If either of those predictions comes true (and let's be clear -- they are only predictions), strong tailwinds WOULD fluff up the sails of Newmont.

Already, the company has sailed high on the strength of gold this year. In Q2, it turned out about 1.5 million attributable ounces at an all-in sustaining cost (AISC) of $1,375 per ounce -- good enough to deliver a record $1.7 billion in free cash flow. That kind of cash covers the dividend (currently yielding about 1.45%) and funds a $3 billion stock buyback program.

Shares are up nearly 80% this year on the back of those results, yet Newmont still doesn't look expensive. Its enterprise value is just over 6.5 times earnings before interest, taxes, depreciation, and amortization (EBITDA), below the industry's usual 7-to-8 range and under its own long-term average. With gold's backdrop this strong and a healthy balance sheet, Newmont seems like a good buy for the long term.

2. MP Materials

MP Materials runs the only rare-earth mine in the United States, which produces elements like neodymium and praseodymium (NdPr). These metals are essential for producing high-strength magnets used in everything from smartphones to electric vehicles to wind turbines and fighter jets.

Currently, China is the dominant producer of these and other rare-earth metals.
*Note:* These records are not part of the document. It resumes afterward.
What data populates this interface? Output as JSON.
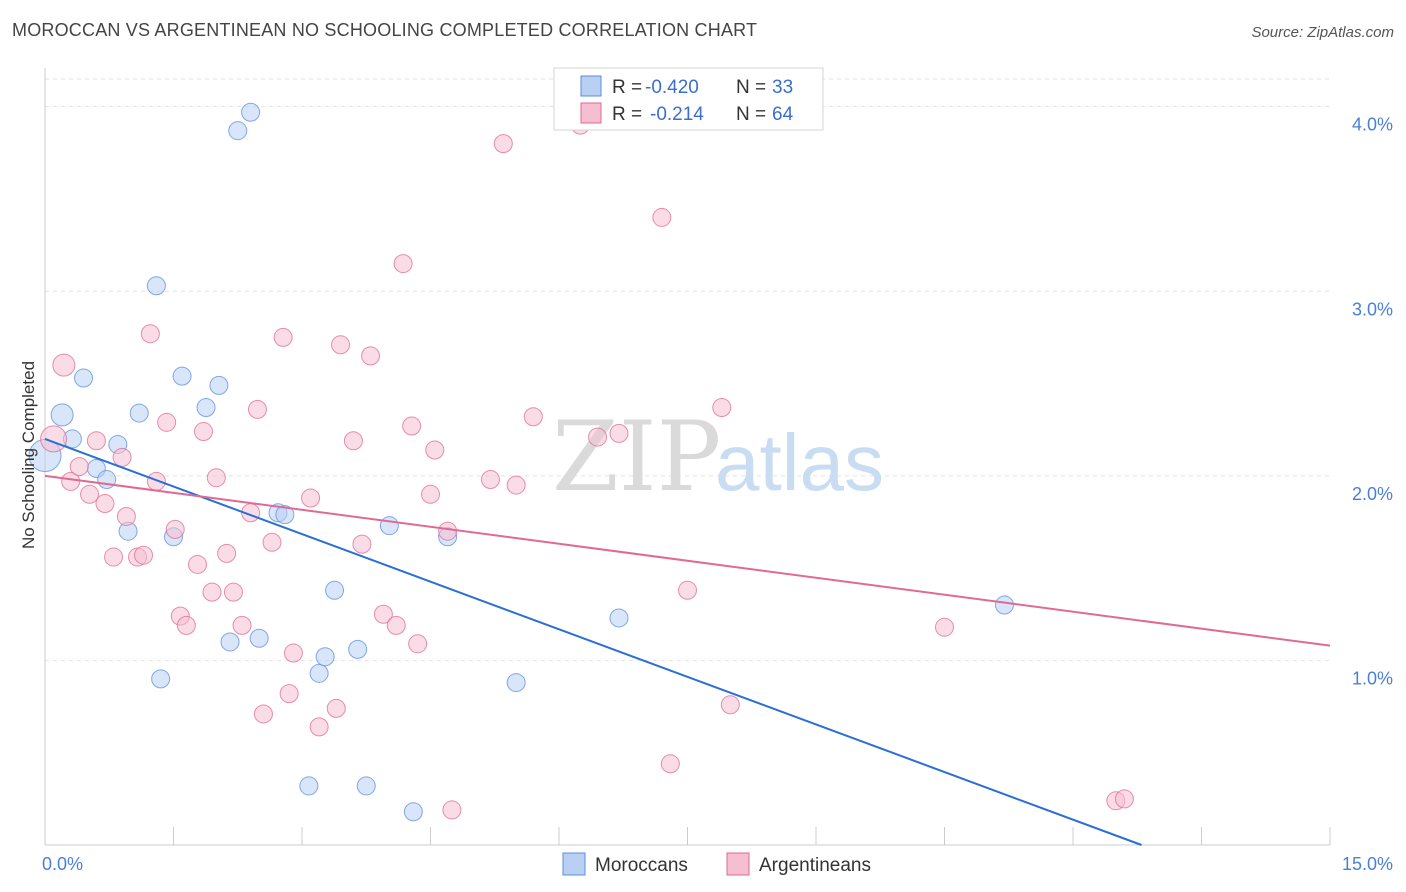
{
  "title": "MOROCCAN VS ARGENTINEAN NO SCHOOLING COMPLETED CORRELATION CHART",
  "source": "Source: ZipAtlas.com",
  "watermark": {
    "zip": "ZIP",
    "atlas": "atlas"
  },
  "chart_data": {
    "type": "scatter",
    "ylabel": "No Schooling Completed",
    "xlim": [
      0,
      15
    ],
    "ylim": [
      0,
      4.15
    ],
    "y_ticks": [
      {
        "v": 1,
        "label": "1.0%"
      },
      {
        "v": 2,
        "label": "2.0%"
      },
      {
        "v": 3,
        "label": "3.0%"
      },
      {
        "v": 4,
        "label": "4.0%"
      }
    ],
    "x_tick_labels": [
      {
        "v": 0,
        "label": "0.0%"
      },
      {
        "v": 15,
        "label": "15.0%"
      }
    ],
    "x_minor_ticks": [
      1.5,
      3.0,
      4.5,
      6.0,
      7.5,
      9.0,
      10.5,
      12.0,
      13.5,
      15.0
    ],
    "grid": true,
    "legend_position": "top-center",
    "series": [
      {
        "name": "Moroccans",
        "color": "#5b8ee0",
        "fill": "#b9d0f2",
        "R": "-0.420",
        "N": "33",
        "trend": [
          [
            0,
            2.2
          ],
          [
            12.8,
            0
          ]
        ],
        "points": [
          [
            0.0,
            2.11,
            16
          ],
          [
            0.2,
            2.33,
            11
          ],
          [
            0.32,
            2.2,
            9
          ],
          [
            0.45,
            2.53,
            9
          ],
          [
            0.6,
            2.04,
            9
          ],
          [
            0.72,
            1.98,
            9
          ],
          [
            0.85,
            2.17,
            9
          ],
          [
            0.97,
            1.7,
            9
          ],
          [
            1.1,
            2.34,
            9
          ],
          [
            1.3,
            3.03,
            9
          ],
          [
            1.35,
            0.9,
            9
          ],
          [
            1.5,
            1.67,
            9
          ],
          [
            1.6,
            2.54,
            9
          ],
          [
            1.88,
            2.37,
            9
          ],
          [
            2.03,
            2.49,
            9
          ],
          [
            2.16,
            1.1,
            9
          ],
          [
            2.25,
            3.87,
            9
          ],
          [
            2.4,
            3.97,
            9
          ],
          [
            2.5,
            1.12,
            9
          ],
          [
            2.72,
            1.8,
            9
          ],
          [
            2.8,
            1.79,
            9
          ],
          [
            3.08,
            0.32,
            9
          ],
          [
            3.2,
            0.93,
            9
          ],
          [
            3.27,
            1.02,
            9
          ],
          [
            3.38,
            1.38,
            9
          ],
          [
            3.65,
            1.06,
            9
          ],
          [
            3.75,
            0.32,
            9
          ],
          [
            4.02,
            1.73,
            9
          ],
          [
            4.3,
            0.18,
            9
          ],
          [
            4.7,
            1.67,
            9
          ],
          [
            5.5,
            0.88,
            9
          ],
          [
            6.7,
            1.23,
            9
          ],
          [
            11.2,
            1.3,
            9
          ]
        ]
      },
      {
        "name": "Argentineans",
        "color": "#e06a94",
        "fill": "#f5bfd1",
        "R": "-0.214",
        "N": "64",
        "trend": [
          [
            0,
            2.0
          ],
          [
            15,
            1.08
          ]
        ],
        "points": [
          [
            0.1,
            2.2,
            13
          ],
          [
            0.22,
            2.6,
            11
          ],
          [
            0.3,
            1.97,
            9
          ],
          [
            0.4,
            2.05,
            9
          ],
          [
            0.52,
            1.9,
            9
          ],
          [
            0.6,
            2.19,
            9
          ],
          [
            0.7,
            1.85,
            9
          ],
          [
            0.8,
            1.56,
            9
          ],
          [
            0.9,
            2.1,
            9
          ],
          [
            0.95,
            1.78,
            9
          ],
          [
            1.08,
            1.56,
            9
          ],
          [
            1.15,
            1.57,
            9
          ],
          [
            1.23,
            2.77,
            9
          ],
          [
            1.3,
            1.97,
            9
          ],
          [
            1.42,
            2.29,
            9
          ],
          [
            1.52,
            1.71,
            9
          ],
          [
            1.58,
            1.24,
            9
          ],
          [
            1.65,
            1.19,
            9
          ],
          [
            1.78,
            1.52,
            9
          ],
          [
            1.85,
            2.24,
            9
          ],
          [
            1.95,
            1.37,
            9
          ],
          [
            2.0,
            1.99,
            9
          ],
          [
            2.12,
            1.58,
            9
          ],
          [
            2.2,
            1.37,
            9
          ],
          [
            2.3,
            1.19,
            9
          ],
          [
            2.4,
            1.8,
            9
          ],
          [
            2.48,
            2.36,
            9
          ],
          [
            2.55,
            0.71,
            9
          ],
          [
            2.65,
            1.64,
            9
          ],
          [
            2.78,
            2.75,
            9
          ],
          [
            2.85,
            0.82,
            9
          ],
          [
            2.9,
            1.04,
            9
          ],
          [
            3.1,
            1.88,
            9
          ],
          [
            3.2,
            0.64,
            9
          ],
          [
            3.4,
            0.74,
            9
          ],
          [
            3.45,
            2.71,
            9
          ],
          [
            3.6,
            2.19,
            9
          ],
          [
            3.7,
            1.63,
            9
          ],
          [
            3.8,
            2.65,
            9
          ],
          [
            3.95,
            1.25,
            9
          ],
          [
            4.1,
            1.19,
            9
          ],
          [
            4.18,
            3.15,
            9
          ],
          [
            4.28,
            2.27,
            9
          ],
          [
            4.35,
            1.09,
            9
          ],
          [
            4.5,
            1.9,
            9
          ],
          [
            4.55,
            2.14,
            9
          ],
          [
            4.7,
            1.7,
            9
          ],
          [
            4.75,
            0.19,
            9
          ],
          [
            5.2,
            1.98,
            9
          ],
          [
            5.35,
            3.8,
            9
          ],
          [
            5.5,
            1.95,
            9
          ],
          [
            5.7,
            2.32,
            9
          ],
          [
            6.25,
            3.9,
            9
          ],
          [
            6.45,
            2.21,
            9
          ],
          [
            6.7,
            2.23,
            9
          ],
          [
            7.2,
            3.4,
            9
          ],
          [
            7.3,
            0.44,
            9
          ],
          [
            7.5,
            1.38,
            9
          ],
          [
            7.9,
            2.37,
            9
          ],
          [
            8.0,
            0.76,
            9
          ],
          [
            10.5,
            1.18,
            9
          ],
          [
            12.5,
            0.24,
            9
          ],
          [
            12.6,
            0.25,
            9
          ],
          [
            6.15,
            2.37,
            0
          ]
        ]
      }
    ]
  }
}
But MP Materials' Mountain Pass mine in California could give the U.S. a strategic foothold in securing its own supply chain. That fact alone has opened doors: a major Department of Defense contract that includes a price floor for NdPR at $110 per kilogram and a $500 million supply deal withfor magnets used in its devices.
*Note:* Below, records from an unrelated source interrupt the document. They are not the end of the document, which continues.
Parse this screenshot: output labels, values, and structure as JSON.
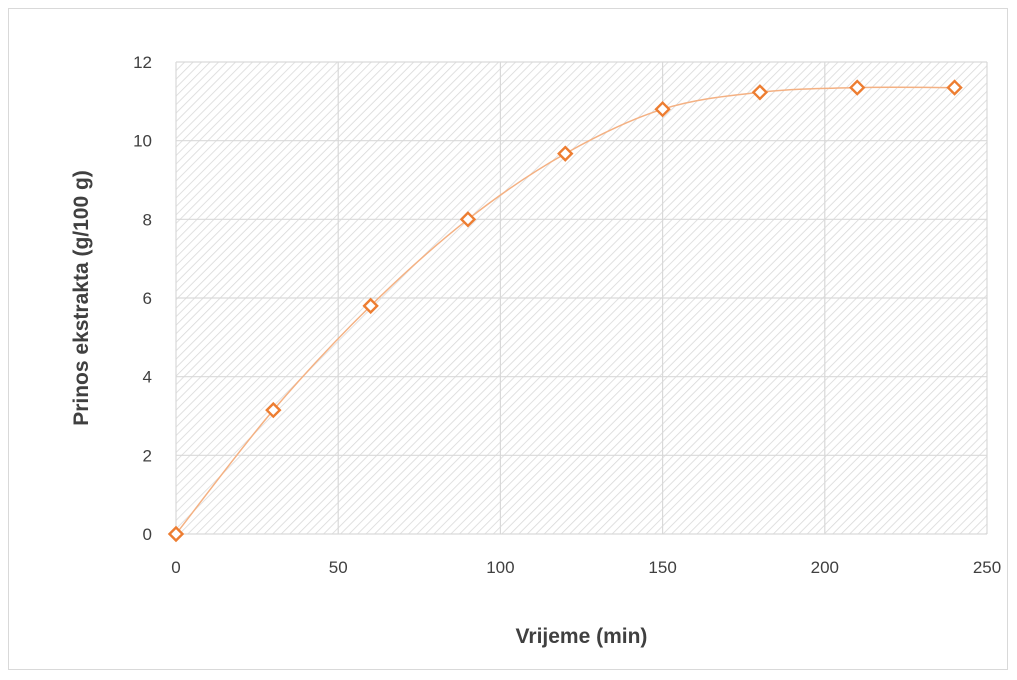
{
  "chart_data": {
    "type": "scatter",
    "xlabel": "Vrijeme (min)",
    "ylabel": "Prinos ekstrakta (g/100 g)",
    "xlim": [
      0,
      250
    ],
    "ylim": [
      0,
      12
    ],
    "x_ticks": [
      0,
      50,
      100,
      150,
      200,
      250
    ],
    "y_ticks": [
      0,
      2,
      4,
      6,
      8,
      10,
      12
    ],
    "x_tick_labels": [
      "0",
      "50",
      "100",
      "150",
      "200",
      "250"
    ],
    "y_tick_labels": [
      "0",
      "2",
      "4",
      "6",
      "8",
      "10",
      "12"
    ],
    "grid": true,
    "smooth_line": true,
    "marker": "diamond-open",
    "series": [
      {
        "x": [
          0,
          30,
          60,
          90,
          120,
          150,
          180,
          210,
          240
        ],
        "y": [
          0,
          3.15,
          5.8,
          8.0,
          9.67,
          10.8,
          11.23,
          11.35,
          11.35
        ]
      }
    ],
    "colors": {
      "series": "#ed7d31",
      "line": "#f4b183",
      "grid": "#d9d9d9",
      "hatch": "#d9d9d9"
    }
  }
}
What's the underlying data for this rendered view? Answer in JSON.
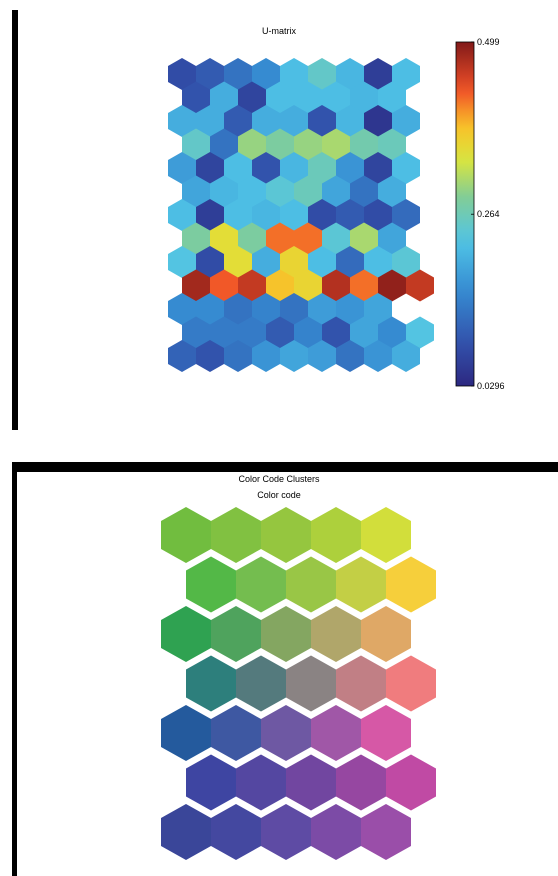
{
  "chart_data": [
    {
      "type": "heatmap",
      "subtype": "hexagonal-som",
      "title": "U-matrix",
      "rows": 13,
      "cols": 9,
      "colorbar": {
        "min": 0.0296,
        "max": 0.499,
        "ticks": [
          "0.499",
          "0.264",
          "0.0296"
        ],
        "tick_values": [
          0.499,
          0.264,
          0.0296
        ],
        "colormap": "jet"
      },
      "values": [
        [
          0.08,
          0.1,
          0.13,
          0.16,
          0.22,
          0.25,
          0.21,
          0.06,
          0.22
        ],
        [
          0.09,
          0.2,
          0.07,
          0.22,
          0.22,
          0.22,
          0.21,
          0.22,
          null
        ],
        [
          0.2,
          0.2,
          0.1,
          0.2,
          0.2,
          0.09,
          0.21,
          0.05,
          0.2
        ],
        [
          0.25,
          0.13,
          0.3,
          0.28,
          0.3,
          0.31,
          0.27,
          0.26,
          null
        ],
        [
          0.18,
          0.07,
          0.22,
          0.09,
          0.21,
          0.26,
          0.17,
          0.07,
          0.22
        ],
        [
          0.19,
          0.21,
          0.22,
          0.24,
          0.26,
          0.19,
          0.13,
          0.2,
          null
        ],
        [
          0.22,
          0.06,
          0.22,
          0.21,
          0.22,
          0.08,
          0.1,
          0.08,
          0.12
        ],
        [
          0.28,
          0.35,
          0.28,
          0.42,
          0.42,
          0.24,
          0.31,
          0.19,
          null
        ],
        [
          0.23,
          0.08,
          0.35,
          0.2,
          0.36,
          0.22,
          0.12,
          0.22,
          0.24
        ],
        [
          0.48,
          0.43,
          0.46,
          0.38,
          0.36,
          0.47,
          0.42,
          0.49,
          0.46
        ],
        [
          0.16,
          0.16,
          0.13,
          0.15,
          0.13,
          0.18,
          0.17,
          0.19,
          null
        ],
        [
          0.14,
          0.14,
          0.14,
          0.1,
          0.15,
          0.09,
          0.19,
          0.16,
          0.23
        ],
        [
          0.11,
          0.09,
          0.13,
          0.17,
          0.19,
          0.18,
          0.13,
          0.17,
          0.2
        ]
      ]
    },
    {
      "type": "heatmap",
      "subtype": "hexagonal-som",
      "title": "Color Code Clusters",
      "subtitle": "Color code",
      "rows": 7,
      "cols": 5,
      "colors": [
        [
          "#71bd3f",
          "#81c141",
          "#95c63f",
          "#add03c",
          "#d2de3b"
        ],
        [
          "#53b847",
          "#74bd4f",
          "#99c646",
          "#c3cf45",
          "#f6cf3b"
        ],
        [
          "#2fa251",
          "#4fa35d",
          "#84a661",
          "#b0a66a",
          "#dfa866"
        ],
        [
          "#2d7f7c",
          "#547a7d",
          "#8a8383",
          "#c17f85",
          "#f07c7e"
        ],
        [
          "#245a9d",
          "#3e58a2",
          "#6e58a3",
          "#a057a7",
          "#d658a6"
        ],
        [
          "#3e45a2",
          "#5447a1",
          "#7146a0",
          "#9647a1",
          "#c04aa4"
        ],
        [
          "#3a4699",
          "#4448a0",
          "#5e4ba4",
          "#7c4ba6",
          "#9a4ea9"
        ]
      ]
    }
  ]
}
Production has been ramping up fast. In the second quarter of 2025, MP Materials' NdPr production reached 597 metric tons, a record high. And with management expecting production to rise 10% to 20% over the next quarter, that record might not last. Meanwhile, losses narrowed more than expected, with a $0.13 per-share loss more favorable than the $0.20 that was forecast.

Still, a lot of questions remain, especially after MP Materials' decision in April to halt all exports to China, historically its biggest customer. The bet is that government contracts, Apple's magnet orders, and new buyers in the U.S., Japan, and South Korea will more than make up the difference. But the company will have to start selling more refined products instead of raw concentrate, which is problematic considering that its 10X Facility is still years from opening.
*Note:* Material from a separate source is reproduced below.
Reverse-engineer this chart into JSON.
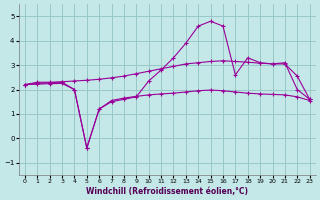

At the stock's current price, its forward price-to-earnings ratio of about 24 times already bakes in a lot of expectations for growth. That's rich for a miner in transition, especially one that's trading short-term revenue for the promise of downstream integration. For now, MP remains a high-risk, high-reward bet on U.S. supply chain independence -- worth watching, for sure, but best kept as a small holding of a portfolio.